In December, Zelaya stunned the country’s
business community when he arbitrarily hiked
the country’s minimum wage by 60 percent to
$289 a month. While the move was popular, it
had a devastating impact on many small
businesses. “We had to let go six out of 25
employees,” says Karoly Molinari, who
manages her family’s auto rental business.
Since then, about 100,000 people—out of a
total of about 600,000 Hondurans registered
for social security benefits—lost their jobs
and were pushed out of Honduras’ formal
economy, says Raudales.
But what really set Zelaya on a collision
course with most of the establishment was
what many Hondurans believed was his drive
to perpetuate himself in power by rewriting
the constitution to permit re-election—which
is forbidden by Honduras’s charter. “He told
me: Why can’t I get re-elected? Everybody’s
doing it. Why can’t I do it?” says Facusse,
the businessman, a former friend.
In the weeks before the referendum, the
Supreme Court had ruled the vote illegal:
First, only Honduras’ election agency, not
the president, can call a referendum.
Second, the article in Honduras’
constitution that bars re-election is
unchangeable—so much so that even attempting
to change it leads to automatic dismissal
from public office.
When the military, following court rulings,
refused to help distribute the ballots days
before the referendum, the president fired
the military’s chief of staff, Gen. Romeo
Vásquez, and accepted the resignations of
the heads of the army, navy and air force
and defense minister. “I told the president
we could not act against a court order. If
we did so, we would be committing a crime,”
says Orellana, the former defense minister,
a close friend of Zelaya.
Two days later, tensions spiked when Zelaya,
defying the courts, led a mob to seize the
disputed ballots at an air force base. “That
was traumatic for the armed forces,” says
Orellana. “At that moment everyone said ‘The
man is crazy. We have to get him out.’”
The Supreme Court responded by ordering
Zelaya stripped of his office and arrested.
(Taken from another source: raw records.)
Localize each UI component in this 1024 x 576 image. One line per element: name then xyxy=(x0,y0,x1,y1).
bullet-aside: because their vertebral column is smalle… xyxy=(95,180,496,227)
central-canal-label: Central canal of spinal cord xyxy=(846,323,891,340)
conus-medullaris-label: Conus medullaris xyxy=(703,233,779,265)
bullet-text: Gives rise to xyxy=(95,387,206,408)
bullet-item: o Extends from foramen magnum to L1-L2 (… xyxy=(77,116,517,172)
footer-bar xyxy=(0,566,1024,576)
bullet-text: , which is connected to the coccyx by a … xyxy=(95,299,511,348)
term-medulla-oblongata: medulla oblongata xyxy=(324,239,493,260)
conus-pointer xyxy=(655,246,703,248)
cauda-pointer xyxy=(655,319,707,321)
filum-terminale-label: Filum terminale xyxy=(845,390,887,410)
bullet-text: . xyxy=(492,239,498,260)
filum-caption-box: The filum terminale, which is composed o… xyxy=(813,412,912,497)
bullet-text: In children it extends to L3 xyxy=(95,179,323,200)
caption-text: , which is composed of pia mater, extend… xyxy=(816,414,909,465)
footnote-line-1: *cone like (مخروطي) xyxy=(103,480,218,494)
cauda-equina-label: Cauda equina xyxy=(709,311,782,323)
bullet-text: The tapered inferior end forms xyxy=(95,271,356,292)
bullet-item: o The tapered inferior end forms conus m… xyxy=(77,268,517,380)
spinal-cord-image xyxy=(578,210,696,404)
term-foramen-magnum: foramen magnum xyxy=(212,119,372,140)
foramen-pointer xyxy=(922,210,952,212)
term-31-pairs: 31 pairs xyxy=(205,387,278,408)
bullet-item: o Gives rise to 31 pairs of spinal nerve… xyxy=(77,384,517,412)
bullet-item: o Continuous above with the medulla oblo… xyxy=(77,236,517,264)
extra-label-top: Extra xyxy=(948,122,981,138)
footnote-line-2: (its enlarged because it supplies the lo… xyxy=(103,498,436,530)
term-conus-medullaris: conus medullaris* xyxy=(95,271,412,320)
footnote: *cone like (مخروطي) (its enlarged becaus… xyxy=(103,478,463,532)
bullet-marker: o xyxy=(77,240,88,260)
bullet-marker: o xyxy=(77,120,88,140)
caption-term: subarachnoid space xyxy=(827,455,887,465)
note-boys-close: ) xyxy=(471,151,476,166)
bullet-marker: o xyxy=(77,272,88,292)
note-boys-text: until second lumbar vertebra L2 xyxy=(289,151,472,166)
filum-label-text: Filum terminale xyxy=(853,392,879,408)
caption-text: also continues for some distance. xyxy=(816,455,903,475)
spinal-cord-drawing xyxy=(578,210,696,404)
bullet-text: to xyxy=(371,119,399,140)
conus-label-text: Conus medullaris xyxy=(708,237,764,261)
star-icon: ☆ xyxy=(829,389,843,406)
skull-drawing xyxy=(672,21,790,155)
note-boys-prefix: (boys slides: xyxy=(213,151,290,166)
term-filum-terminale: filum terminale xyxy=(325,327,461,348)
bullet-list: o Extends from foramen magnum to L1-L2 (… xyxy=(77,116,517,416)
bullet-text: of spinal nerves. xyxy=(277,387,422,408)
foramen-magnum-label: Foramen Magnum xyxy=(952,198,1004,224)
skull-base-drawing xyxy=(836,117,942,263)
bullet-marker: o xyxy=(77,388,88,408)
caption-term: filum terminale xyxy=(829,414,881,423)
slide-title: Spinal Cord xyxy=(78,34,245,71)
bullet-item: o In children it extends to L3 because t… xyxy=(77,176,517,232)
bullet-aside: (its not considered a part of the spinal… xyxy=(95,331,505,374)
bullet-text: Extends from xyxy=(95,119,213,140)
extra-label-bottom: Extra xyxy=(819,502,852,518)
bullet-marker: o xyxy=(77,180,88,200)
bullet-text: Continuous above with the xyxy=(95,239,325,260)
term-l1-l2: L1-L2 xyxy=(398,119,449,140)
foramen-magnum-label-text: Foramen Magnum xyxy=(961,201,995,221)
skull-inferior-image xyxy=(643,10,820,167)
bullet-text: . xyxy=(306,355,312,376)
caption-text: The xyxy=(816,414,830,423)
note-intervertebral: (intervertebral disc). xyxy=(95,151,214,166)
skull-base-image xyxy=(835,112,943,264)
The military carried out the order, but
feared his arrest would spark violence. So
the army sent Zelaya packing, breaking a
constitutional article that states a citizen
can’t be forcibly exiled. It also led to an
image—a president in his pajamas forced out
at gunpoint—that promoted the perception of
the ouster as a coup.
Orellana, who had resigned days earlier
because he believed Zelaya was breaking the
law, also believes the soldiers’ action
constituted a coup. “It’s the worse thing
that could have happened,” he says.
Many others have found a new pride in the
country’s refusal to buckle. “Let the world
cancel its aid,” says Ramon Custodio, the
interim government’s human rights ombudsman.